Adipocyte number of mtDNA copies seems to be of little importance for lipolysis in the non-stimulated (basal) or hormone-stimulated (insulin, catecholamines) state as judged by our data with mtDNA vs glycerol release or hormone sensitivity (pD2). On the other hand, we found a strong positive correlation between both basal and insulin-stimulated lipogenesis and mtDNA, which was independent of age and BMI. As much as 14% of the variation in lipogenesis could be explained by mtDNA copy number (i.e. adjusted r 2). The importance of mitochondria for lipogenesis was supported by a positive association between expression of genes regulating mitochondrial oxidative phosphorylation and lipogenesis. Thus mtDNA copy number and expression of genes regulating mitochondrial oxidative phosphorylation may be important for lipogenesis. However, at present, we do not know if there is a causative association. To answer this question, it is necessary to manipulate mitochondrial mass. This can be done in human fat cells using forskolin and, presumably, other cAMP-generating agents or cAMP analogues [10]. However, it is not possible to distinguish how such effects on lipogenesis are mediated by mitochondrial mass or by other cAMP-generated effects such as those on lipolysis or cAMP-mediated transcriptional effects on lipogenesis genes.
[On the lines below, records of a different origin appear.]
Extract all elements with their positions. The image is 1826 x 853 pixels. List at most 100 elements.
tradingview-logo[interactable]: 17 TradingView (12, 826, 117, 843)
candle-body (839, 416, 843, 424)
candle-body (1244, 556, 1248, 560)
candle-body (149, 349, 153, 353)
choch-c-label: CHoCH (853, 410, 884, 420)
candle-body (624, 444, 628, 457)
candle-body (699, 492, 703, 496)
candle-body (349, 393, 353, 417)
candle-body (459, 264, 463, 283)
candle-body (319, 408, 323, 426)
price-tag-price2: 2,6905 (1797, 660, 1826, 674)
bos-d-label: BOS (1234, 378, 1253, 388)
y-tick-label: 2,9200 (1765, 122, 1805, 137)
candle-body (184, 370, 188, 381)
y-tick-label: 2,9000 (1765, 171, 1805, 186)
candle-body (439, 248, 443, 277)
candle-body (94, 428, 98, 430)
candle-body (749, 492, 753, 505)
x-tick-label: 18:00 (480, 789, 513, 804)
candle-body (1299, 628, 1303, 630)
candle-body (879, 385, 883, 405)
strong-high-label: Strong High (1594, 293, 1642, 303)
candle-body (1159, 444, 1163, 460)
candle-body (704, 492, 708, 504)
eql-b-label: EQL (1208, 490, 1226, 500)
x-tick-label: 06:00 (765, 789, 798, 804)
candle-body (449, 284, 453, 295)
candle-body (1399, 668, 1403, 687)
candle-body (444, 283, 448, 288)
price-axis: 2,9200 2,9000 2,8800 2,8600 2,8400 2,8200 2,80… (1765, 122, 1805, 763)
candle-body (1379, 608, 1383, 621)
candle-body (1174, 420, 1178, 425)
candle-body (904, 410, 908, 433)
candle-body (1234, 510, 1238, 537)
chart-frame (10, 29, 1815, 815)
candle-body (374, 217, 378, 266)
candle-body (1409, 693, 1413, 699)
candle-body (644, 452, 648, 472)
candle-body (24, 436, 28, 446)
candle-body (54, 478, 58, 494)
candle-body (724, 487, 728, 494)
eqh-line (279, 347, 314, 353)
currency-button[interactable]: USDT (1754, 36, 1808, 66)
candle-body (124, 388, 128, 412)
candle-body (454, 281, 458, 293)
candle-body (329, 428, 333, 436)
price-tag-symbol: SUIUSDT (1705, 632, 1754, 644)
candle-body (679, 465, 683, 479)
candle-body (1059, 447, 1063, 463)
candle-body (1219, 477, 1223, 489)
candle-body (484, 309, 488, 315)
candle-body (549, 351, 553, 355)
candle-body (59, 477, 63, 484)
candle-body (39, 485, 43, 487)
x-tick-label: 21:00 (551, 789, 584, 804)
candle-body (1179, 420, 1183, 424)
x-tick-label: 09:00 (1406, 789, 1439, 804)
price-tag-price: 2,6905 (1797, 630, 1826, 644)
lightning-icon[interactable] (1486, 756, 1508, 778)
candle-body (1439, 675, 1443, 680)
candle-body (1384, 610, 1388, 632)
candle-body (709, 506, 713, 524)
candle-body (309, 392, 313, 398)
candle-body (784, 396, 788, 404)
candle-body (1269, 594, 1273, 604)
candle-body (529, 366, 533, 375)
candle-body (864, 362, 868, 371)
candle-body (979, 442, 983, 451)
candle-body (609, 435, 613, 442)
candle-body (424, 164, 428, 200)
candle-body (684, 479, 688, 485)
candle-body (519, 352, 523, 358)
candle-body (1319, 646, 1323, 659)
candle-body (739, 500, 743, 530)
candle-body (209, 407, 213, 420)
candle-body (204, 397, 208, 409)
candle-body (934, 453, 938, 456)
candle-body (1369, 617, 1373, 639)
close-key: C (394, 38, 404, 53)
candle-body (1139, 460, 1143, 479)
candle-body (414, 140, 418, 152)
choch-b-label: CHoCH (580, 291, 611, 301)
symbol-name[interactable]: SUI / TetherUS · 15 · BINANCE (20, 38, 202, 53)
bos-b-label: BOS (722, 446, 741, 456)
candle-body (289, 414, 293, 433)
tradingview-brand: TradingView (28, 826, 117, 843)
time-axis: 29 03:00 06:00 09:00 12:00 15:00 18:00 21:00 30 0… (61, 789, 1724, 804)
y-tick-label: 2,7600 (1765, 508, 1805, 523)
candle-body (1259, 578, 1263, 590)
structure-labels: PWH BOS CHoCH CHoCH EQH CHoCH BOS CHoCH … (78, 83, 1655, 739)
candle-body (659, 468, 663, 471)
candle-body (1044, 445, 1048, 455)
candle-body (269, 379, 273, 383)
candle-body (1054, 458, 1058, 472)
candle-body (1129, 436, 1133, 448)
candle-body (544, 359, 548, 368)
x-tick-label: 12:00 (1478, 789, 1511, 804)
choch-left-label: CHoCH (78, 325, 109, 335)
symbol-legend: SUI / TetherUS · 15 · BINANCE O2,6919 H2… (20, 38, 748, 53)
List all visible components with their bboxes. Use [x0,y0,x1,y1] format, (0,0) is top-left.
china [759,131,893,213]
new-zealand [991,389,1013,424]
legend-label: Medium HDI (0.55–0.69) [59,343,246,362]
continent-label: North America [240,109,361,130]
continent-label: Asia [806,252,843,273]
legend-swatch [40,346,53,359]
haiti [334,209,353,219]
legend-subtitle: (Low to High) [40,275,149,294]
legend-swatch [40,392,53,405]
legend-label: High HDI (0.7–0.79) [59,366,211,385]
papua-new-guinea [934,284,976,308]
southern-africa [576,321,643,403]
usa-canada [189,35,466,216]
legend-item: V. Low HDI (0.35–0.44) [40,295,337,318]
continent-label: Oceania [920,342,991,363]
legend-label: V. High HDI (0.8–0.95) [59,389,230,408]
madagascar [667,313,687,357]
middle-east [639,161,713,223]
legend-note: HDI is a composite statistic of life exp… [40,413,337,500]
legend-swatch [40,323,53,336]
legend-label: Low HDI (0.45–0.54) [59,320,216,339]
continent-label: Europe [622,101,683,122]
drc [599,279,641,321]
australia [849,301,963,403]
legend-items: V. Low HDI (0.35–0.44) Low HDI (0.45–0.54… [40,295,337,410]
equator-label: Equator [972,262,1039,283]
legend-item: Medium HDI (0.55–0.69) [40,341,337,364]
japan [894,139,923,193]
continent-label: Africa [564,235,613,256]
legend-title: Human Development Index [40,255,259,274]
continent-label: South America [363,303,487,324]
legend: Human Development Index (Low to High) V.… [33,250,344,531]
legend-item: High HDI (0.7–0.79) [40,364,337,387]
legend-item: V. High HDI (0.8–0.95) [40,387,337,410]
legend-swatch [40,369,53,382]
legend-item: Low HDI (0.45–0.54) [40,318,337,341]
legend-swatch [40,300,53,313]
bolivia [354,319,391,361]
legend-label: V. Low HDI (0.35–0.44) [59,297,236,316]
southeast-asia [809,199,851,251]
The importance of mtDNA copy number per cell for mitochondrial oxidative capacity was also evaluated indirectly by comparing the mtDNA amount with adipose mRNA levels of key genes regulating oxidative phosphorylation and fatty acid oxidation. Five out of seven genes showed a positive correlation, although weakly, with mtDNA copy number. This relationship was independent of BMI except for PGC1A (p = 0.058 after BMI adjustment). Interestingly, PGC1A was the only gene measured that was influenced by obesity.

The inter-relationships between PGC1A and the oxidative phosphorylation and fatty acid oxidation genes were much stronger than their relationship with mitochondrial number. This indicates that metabolic adaptation in available mitochondria is more closely coregulated than mitochondrial biogenesis. Direct measures of mitochondrial function such as lipid oxidation or cytochrome c activity are not feasible to use in large clinical studies with small amounts of adipose tissue available [25].

When present and previous [10] data are considered together we propose the following role of mtDNA copy number in human WAT. It has little influence on whole-body insulin sensitivity and resting energy expenditure, but it is correlated to, and may be important for, the lipogenesis of fat cells. An impact of fatty acid capacity is less certain but there is evidence of coregulation of mtDNA copy number and genes regulating fatty and oxidation.

In summary, the WAT mtDNA copy number is fairly stable within healthy individuals and may be important for the lipogenic capacity of their adipocytes.